Cabe acotar que, hoy mismo, el Interbloque Federal de la Cámara de Diputados, que preside Alejandro «Topo» Rodríguez, elegido en 2019 en la lista de Roberto Lavagna y que incluye a los diputados del peronismo de Córdoba, y el naciente bloque de unidad Federal del Senado, escindido de la bancada oficialista y en el que participa la senadora cordobesa Alejandra Vigo, se hayan convertido virtualmente en los árbitros en las decisiones en ambas cámaras del Congreso.

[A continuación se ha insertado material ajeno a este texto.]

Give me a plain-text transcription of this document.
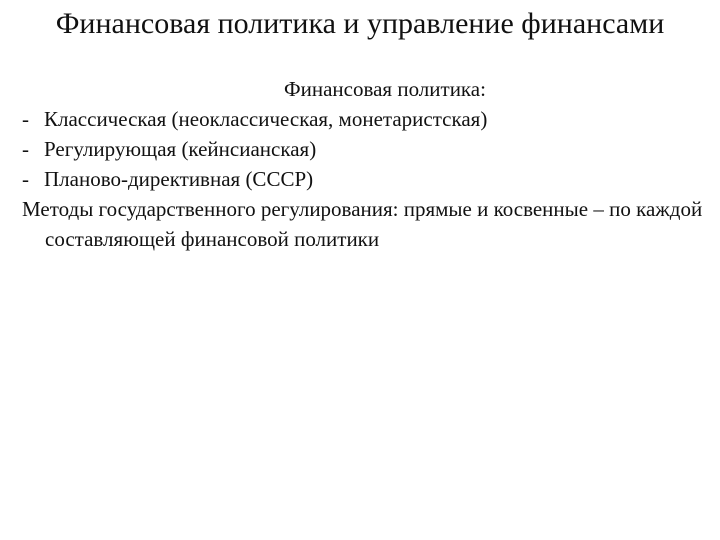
Финансовая политика и управление финансами
Финансовая политика:
- Классическая (неоклассическая, монетаристская)
- Регулирующая (кейнсианская)
- Планово-директивная (СССР)
Методы государственного регулирования: прямые и косвенные – по каждой составляющей финансовой политики
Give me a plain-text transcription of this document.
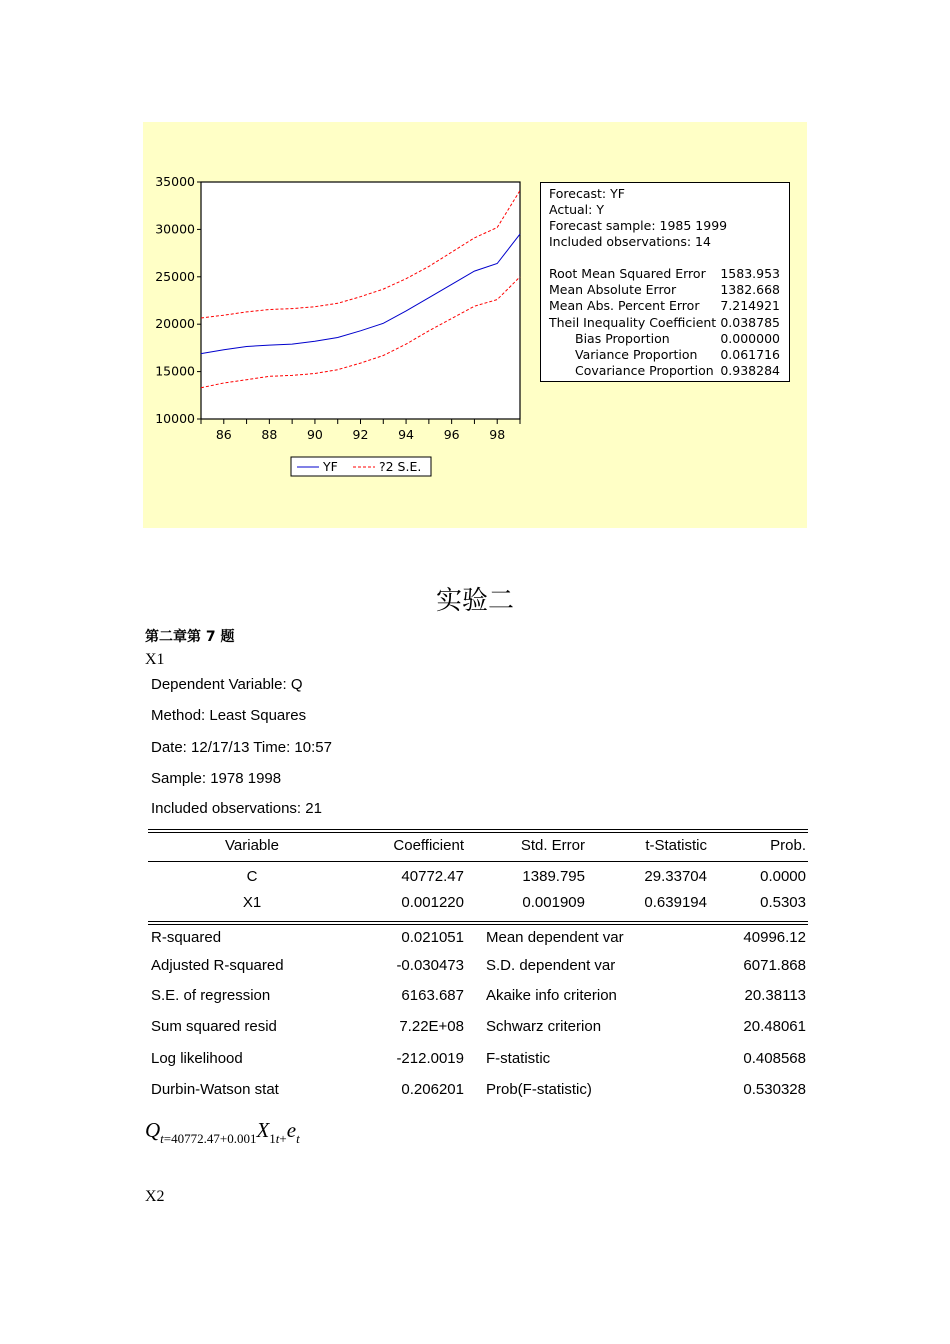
10000
15000
20000
25000
30000
35000
86 88 90 92 94 96 98
YF	?2 S.E.
Forecast: YF
Actual: Y
Forecast sample: 1985 1999
Included observations: 14
Root Mean Squared Error 1583.953
Mean Absolute Error	1382.668
Mean Abs. Percent Error 7.214921
Theil Inequality Coefficient 0.038785
Bias Proportion	0.000000
Variance Proportion 0.061716
Covariance Proportion 0.938284
实验二
第二章第 7 题
X1
Dependent Variable: Q
Method: Least Squares
Date: 12/17/13 Time: 10:57
Sample: 1978 1998
Included observations: 21
Variable	Coefficient	Std. Error	t-Statistic	Prob.
C	40772.47	1389.795	29.33704	0.0000
X1	0.001220	0.001909	0.639194	0.5303
R-squared	0.021051 Mean dependent var	40996.12
Adjusted R-squared	-0.030473 S.D. dependent var	6071.868
S.E. of regression	6163.687 Akaike info criterion	20.38113
Sum squared resid	7.22E+08 Schwarz criterion	20.48061
Log likelihood	-212.0019 F-statistic	0.408568
Durbin-Watson stat	0.206201 Prob(F-statistic)	0.530328
$Q_{t=40772.47+0.001}X_{1t+}e_t$
X2
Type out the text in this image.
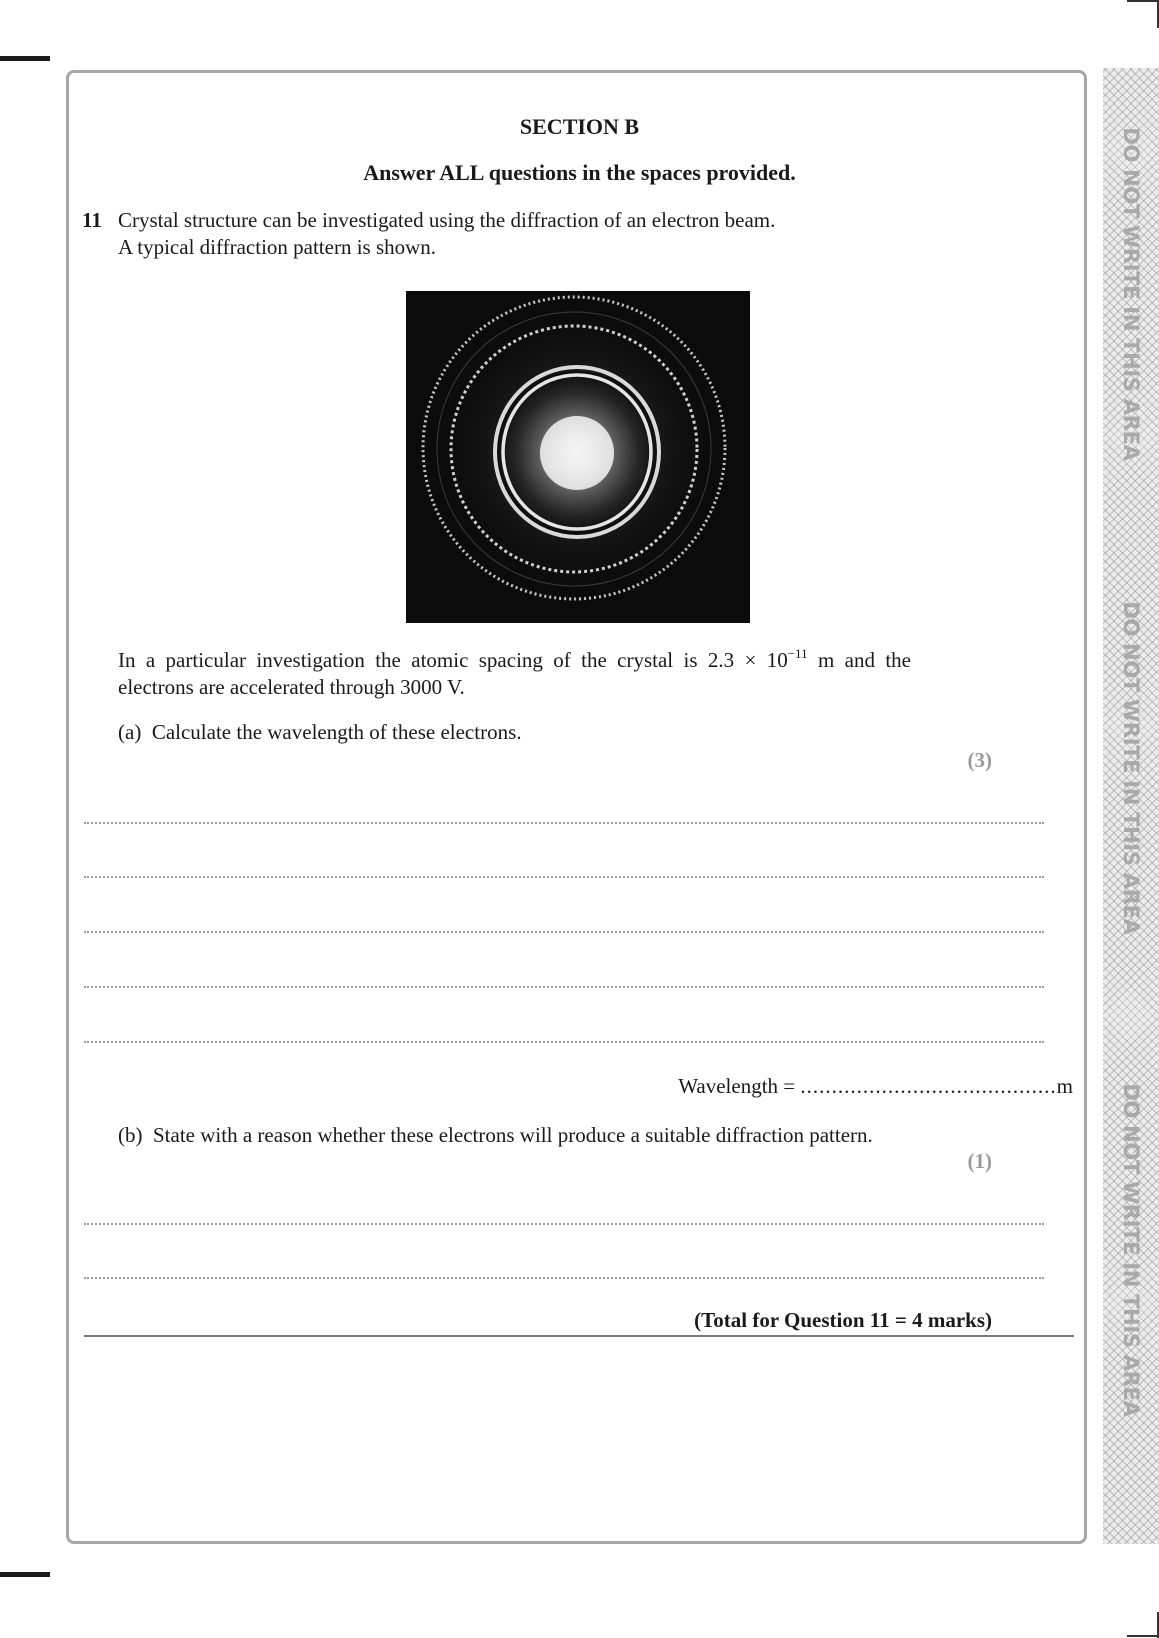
DO NOT WRITE IN THIS AREA
DO NOT WRITE IN THIS AREA
DO NOT WRITE IN THIS AREA
SECTION B
Answer ALL questions in the spaces provided.
11 Crystal structure can be investigated using the diffraction of an electron beam.
A typical diffraction pattern is shown.
In a particular investigation the atomic spacing of the crystal is $2.3 \times 10^{-11}$ m and the
electrons are accelerated through 3000 V.
(a) Calculate the wavelength of these electrons.
(3)
Wavelength = .........................................m
(b) State with a reason whether these electrons will produce a suitable diffraction pattern.
(1)
(Total for Question 11 = 4 marks)
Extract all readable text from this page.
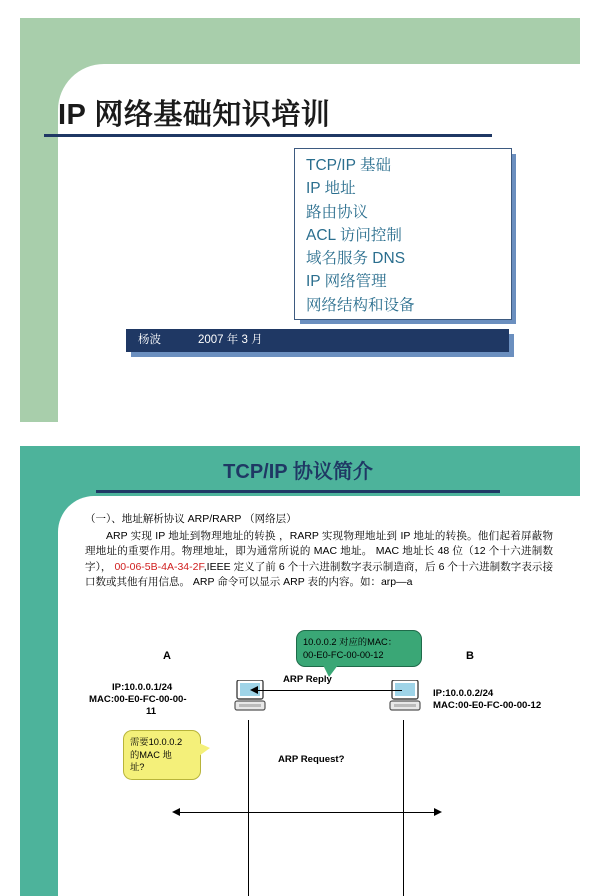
IP 网络基础知识培训
TCP/IP 基础
IP 地址
路由协议
ACL 访问控制
域名服务 DNS
IP 网络管理
网络结构和设备
杨波	2007 年 3 月
TCP/IP 协议简介
（一）、地址解析协议 ARP/RARP （网络层）
ARP 实现 IP 地址到物理地址的转换 ，RARP 实现物理地址到 IP 地址的转换。他们起着屏蔽物理地址的重要作用。物理地址，即为通常所说的 MAC 地址。 MAC 地址长 48 位（12 个十六进制数字）， 00-06-5B-4A-34-2F,IEEE 定义了前 6 个十六进制数字表示制造商，后 6 个十六进制数字表示接口数或其他有用信息。 ARP 命令可以显示 ARP 表的内容。如：arp—a
A	B
IP:10.0.0.1/24
MAC:00-E0-FC-00-00-
11
IP:10.0.0.2/24
MAC:00-E0-FC-00-00-12
10.0.0.2 对应的MAC：
00-E0-FC-00-00-12
需要10.0.0.2
的MAC 地
址?
ARP Reply
ARP Request?
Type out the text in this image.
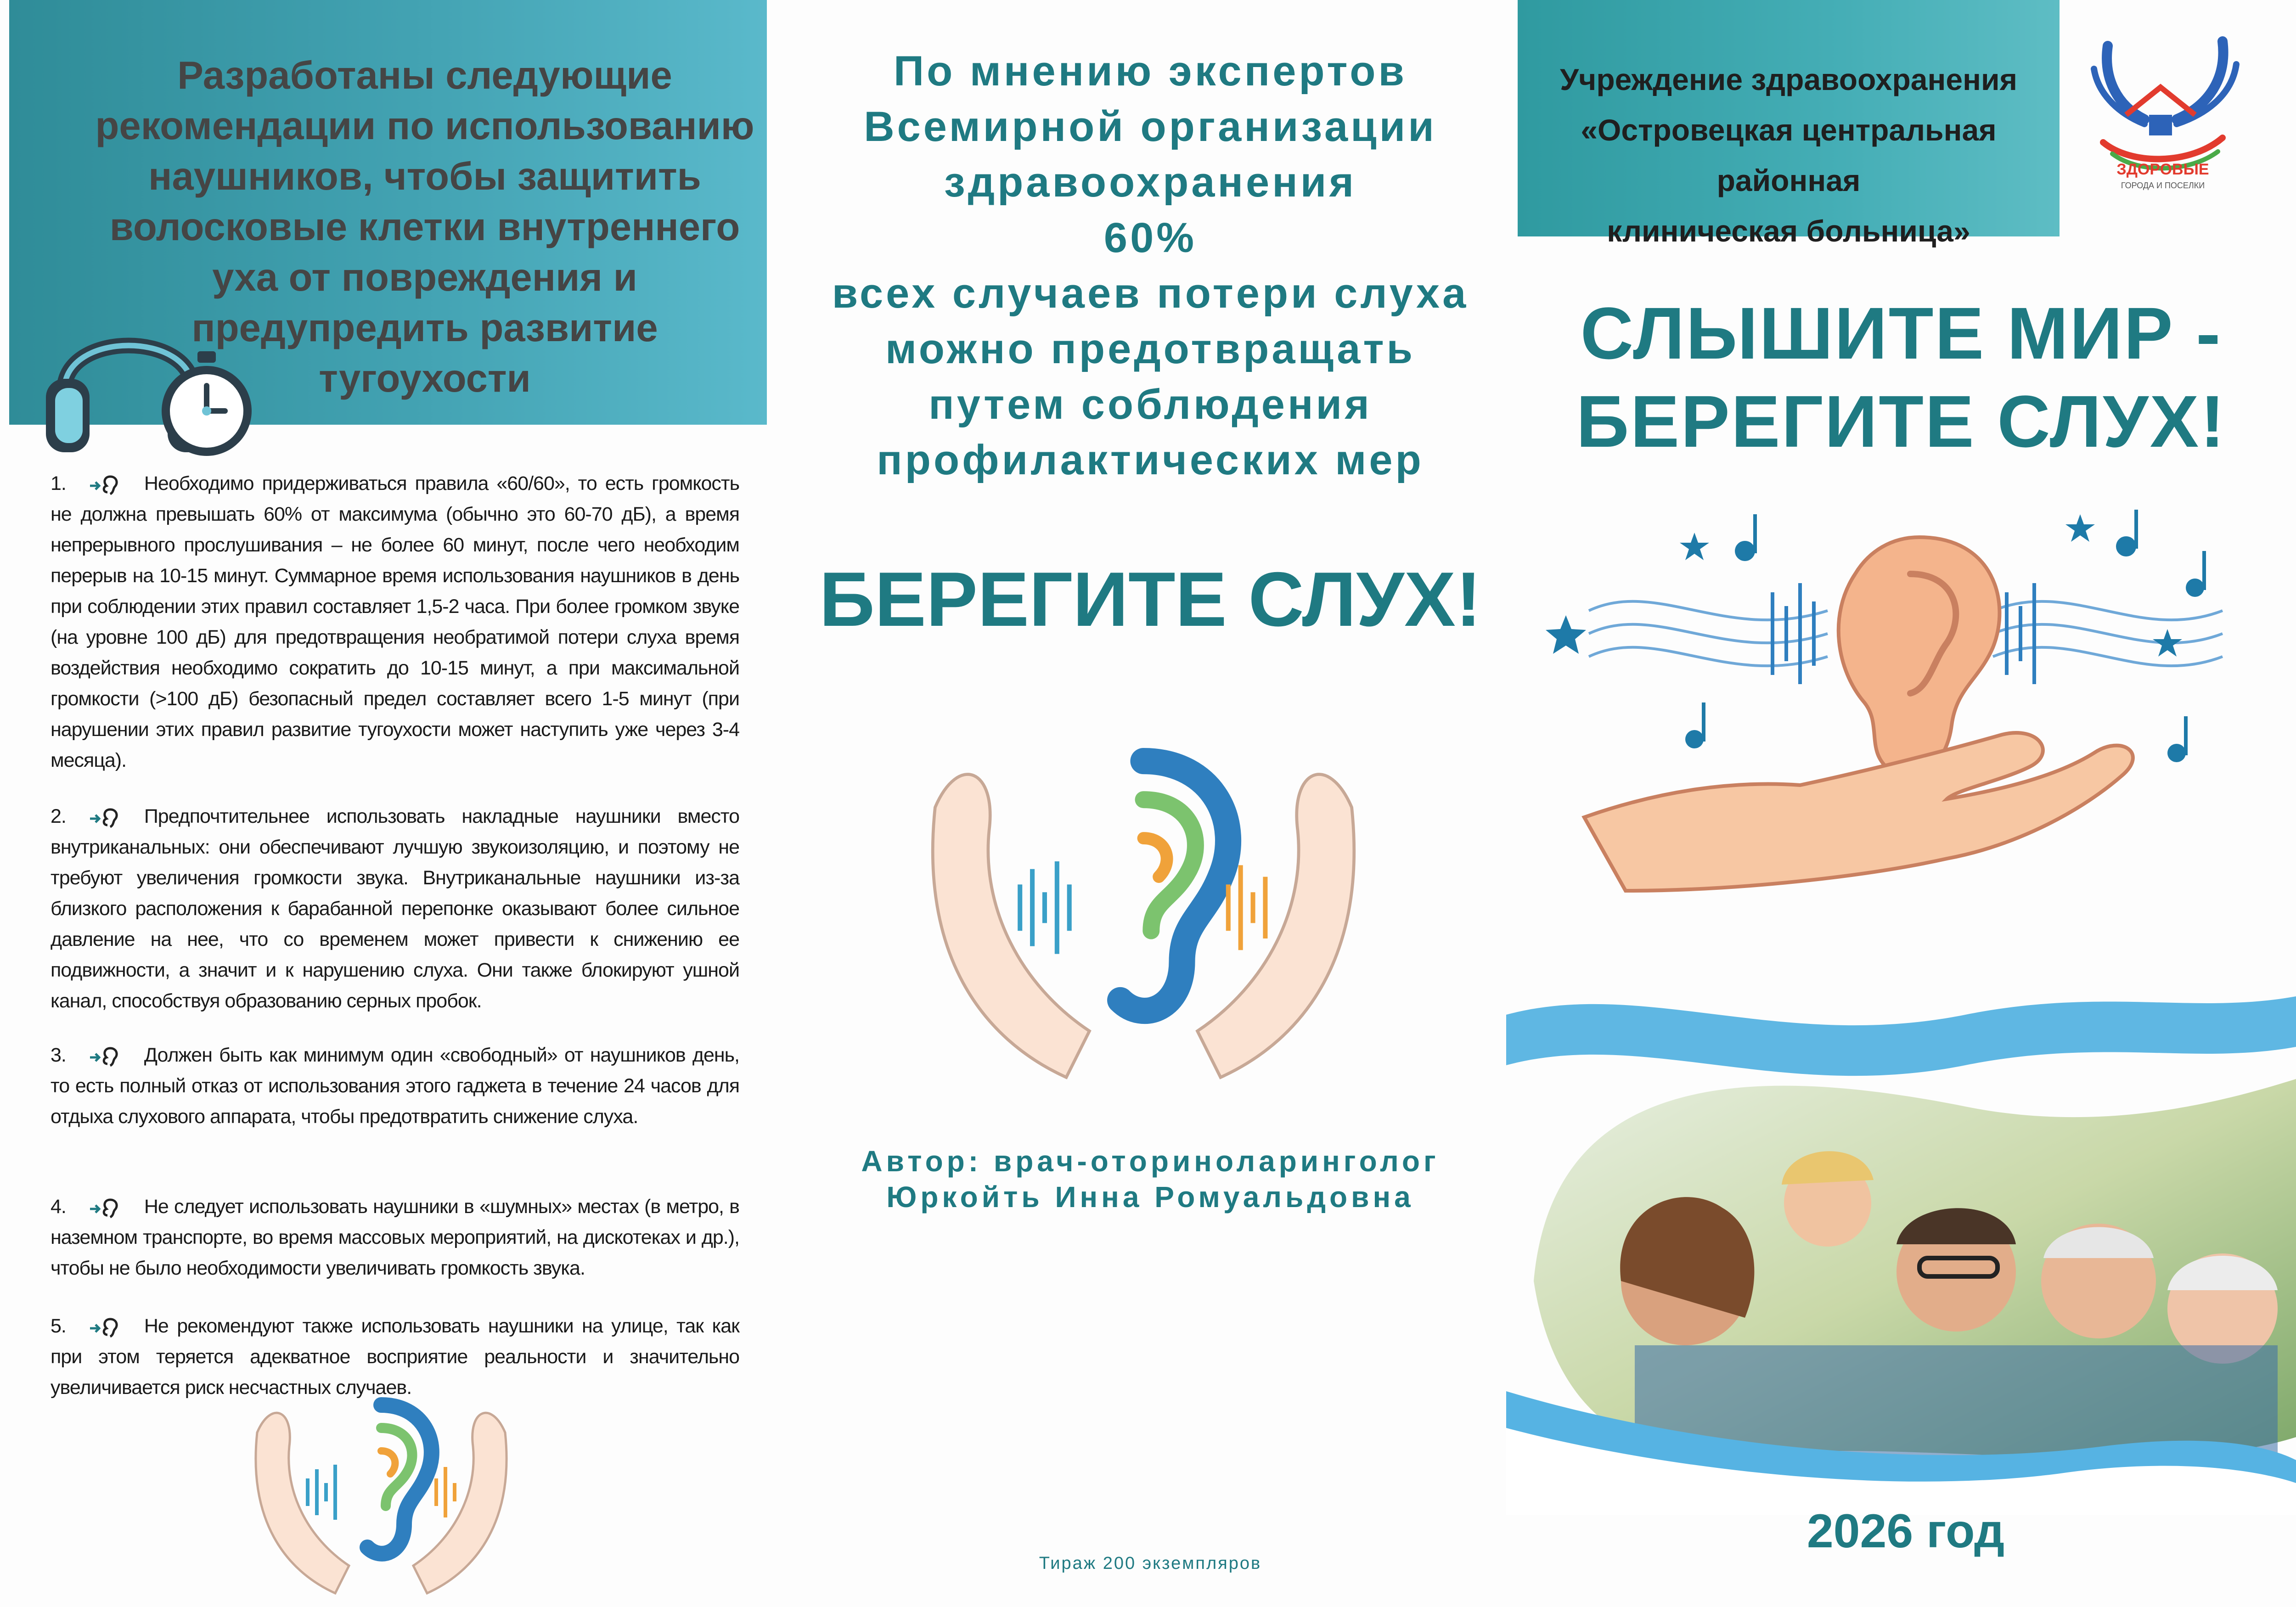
Разработаны следующие рекомендации по использованию наушников, чтобы защитить волосковые клетки внутреннего уха от повреждения и предупредить развитие тугоухости
1.	Необходимо придерживаться правила «60/60», то есть громкость не должна превышать 60% от максимума (обычно это 60-70 дБ), а время непрерывного прослушивания – не более 60 минут, после чего необходим перерыв на 10-15 минут. Суммарное время использования наушников в день при соблюдении этих правил составляет 1,5-2 часа. При более громком звуке (на уровне 100 дБ) для предотвращения необратимой потери слуха время воздействия необходимо сократить до 10-15 минут, а при максимальной громкости (>100 дБ) безопасный предел составляет всего 1-5 минут (при нарушении этих правил развитие тугоухости может наступить уже через 3-4 месяца).
2.	Предпочтительнее использовать накладные наушники вместо внутриканальных: они обеспечивают лучшую звукоизоляцию, и поэтому не требуют увеличения громкости звука. Внутриканальные наушники из-за близкого расположения к барабанной перепонке оказывают более сильное давление на нее, что со временем может привести к снижению ее подвижности, а значит и к нарушению слуха. Они также блокируют ушной канал, способствуя образованию серных пробок.
3.	Должен быть как минимум один «свободный» от наушников день, то есть полный отказ от использования этого гаджета в течение 24 часов для отдыха слухового аппарата, чтобы предотвратить снижение слуха.
4.	Не следует использовать наушники в «шумных» местах (в метро, в наземном транспорте, во время массовых мероприятий, на дискотеках и др.), чтобы не было необходимости увеличивать громкость звука.
5.	Не рекомендуют также использовать наушники на улице, так как при этом теряется адекватное восприятие реальности и значительно увеличивается риск несчастных случаев.
По мнению экспертов
Всемирной организации
здравоохранения
60%
всех случаев потери слуха
можно предотвращать
путем соблюдения
профилактических мер
БЕРЕГИТЕ СЛУХ!
Автор: врач-оториноларинголог
Юркойть Инна Ромуальдовна
Тираж 200 экземпляров
Учреждение здравоохранения
«Островецкая центральная районная
клиническая больница»
ЗДОРОВЫЕ
ГОРОДА И ПОСЕЛКИ
СЛЫШИТЕ МИР -
БЕРЕГИТЕ СЛУХ!
2026 год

Esta situación de lo que Juan Carlos Portantiero definió años atrás como un «empate hegemónico» obligará a focalizar la atención en dos instancias sucesivas. En primer lugar, y durante el breve lapso de cuatro semanas que trascurrirán entre ambas vueltas electorales, a las eventuales negociaciones entre los candidatos «finalistas» y las terceras y cuartas fuerzas, cuyo caudal podría desnivelar la balanza en el balotaje e inmediatamente después en los acuerdos políticos que el nuevo presidente tendrá necesariamente que buscar para garantizar la gobernabilidad en un escenario de extrema volatilidad económica y de aguda conflictividad social.
El paso al costado de Macri y Cristina Kirchner desata una tendencia hacia una creciente horizontalización política en las dos coaliciones hasta ahora dominantes y las apremiantes exigencias de la crisis obligarán al nuevo gobierno a ampliar sus bases originarias de sustentación. Las elecciones de este año no son el fin de la historia. Constituyen, sí, un hito fundamental, pero representan un suceso dentro de un proceso mucho más vasto que ya está en marcha.
El actual proceso electoral constituye entonces el punto de partida para una inevitable reconfiguración del sistema de poder político, que empezará a definirse en la segunda vuelta del 19 de noviembre pero que seguramente adquirirá su forma más acabada recién a partir del 10 de diciembre y en los meses subsiguientes. De aquí hasta entonces, la Argentina atravesará una etapa de transición entre el ocaso del ciclo histórico del «kircherismo», que signa el presente, y lo que vendrá.